Nissan Motor plans to eliminate over 10,000 additional jobs worldwide, bringing the total number of layoffs to approximately 20,000—roughly 15% of its global workforce—according to a report from Japan’s public broadcaster NHK.
As Japan’s third-largest car manufacturer, Nissan is aiming to streamline its operations and strengthen its financial position following poor sales performance in both China and the United States, its biggest market.
The company is expected to release its financial results for the fiscal year ending in March on Tuesday. It previously warned that it would likely post a record net loss of between 700 billion and 750 billion yen (around $4.74 billion to $5.08 billion), mainly due to impairment charges.

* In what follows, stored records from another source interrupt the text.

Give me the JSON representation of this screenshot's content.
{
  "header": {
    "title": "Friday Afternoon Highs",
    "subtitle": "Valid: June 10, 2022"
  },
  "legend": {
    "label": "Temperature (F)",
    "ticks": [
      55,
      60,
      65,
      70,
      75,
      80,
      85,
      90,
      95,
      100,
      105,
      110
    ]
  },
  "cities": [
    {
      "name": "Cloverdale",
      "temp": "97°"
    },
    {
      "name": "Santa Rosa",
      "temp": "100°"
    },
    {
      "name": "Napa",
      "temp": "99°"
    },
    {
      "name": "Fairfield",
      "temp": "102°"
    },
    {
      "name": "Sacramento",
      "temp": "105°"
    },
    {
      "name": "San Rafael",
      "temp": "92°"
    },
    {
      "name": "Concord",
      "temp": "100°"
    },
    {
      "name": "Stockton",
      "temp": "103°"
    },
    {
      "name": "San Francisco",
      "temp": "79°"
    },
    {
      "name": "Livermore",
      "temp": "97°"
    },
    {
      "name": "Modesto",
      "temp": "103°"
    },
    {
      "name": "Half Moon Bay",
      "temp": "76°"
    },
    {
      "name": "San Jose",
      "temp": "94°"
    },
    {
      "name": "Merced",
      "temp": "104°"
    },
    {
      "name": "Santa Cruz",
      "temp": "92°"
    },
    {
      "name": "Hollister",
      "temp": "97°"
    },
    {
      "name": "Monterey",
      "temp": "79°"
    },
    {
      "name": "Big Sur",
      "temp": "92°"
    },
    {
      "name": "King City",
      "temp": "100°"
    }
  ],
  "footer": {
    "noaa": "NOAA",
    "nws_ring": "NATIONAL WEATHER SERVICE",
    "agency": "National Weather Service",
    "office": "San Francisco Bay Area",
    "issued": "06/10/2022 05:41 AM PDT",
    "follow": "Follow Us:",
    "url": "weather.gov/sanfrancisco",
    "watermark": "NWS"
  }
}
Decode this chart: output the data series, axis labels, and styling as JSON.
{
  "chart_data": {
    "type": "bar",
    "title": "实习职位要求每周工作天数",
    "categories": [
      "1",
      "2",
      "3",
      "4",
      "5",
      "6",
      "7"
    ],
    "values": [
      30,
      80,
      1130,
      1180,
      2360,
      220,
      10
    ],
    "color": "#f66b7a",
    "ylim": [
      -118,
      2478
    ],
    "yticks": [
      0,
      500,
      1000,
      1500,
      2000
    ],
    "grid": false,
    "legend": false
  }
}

Nissan has struggled to adapt to the rising demand for hybrid vehicles in the U.S. and has lost momentum in the electric vehicle segment, despite having an early lead. In China—the world’s largest auto market—the company plans to roll out around 10 new models over the next few years in an effort to revive sales.
Newly appointed CEO Ivan Espinosa, who succeeded Makoto Uchida last month, is leading a restructuring of the company and has indicated that further changes may be on the way.
As of March last year, Nissan employed over 133,000 people. Back in November, it announced plans to reduce its workforce by 9,000 and cut global production capacity by 20%. It also revealed plans to shut down a factory in Thailand by June and close two more yet-to-be-named facilities.
Additionally, Nissan recently scrapped plans to build a $1.1 billion EV battery plant on Kyushu island in Japan, a project that was expected to receive government subsidies. The company’s weak financial performance has led it to lower its profit forecast four times for the just-completed fiscal year.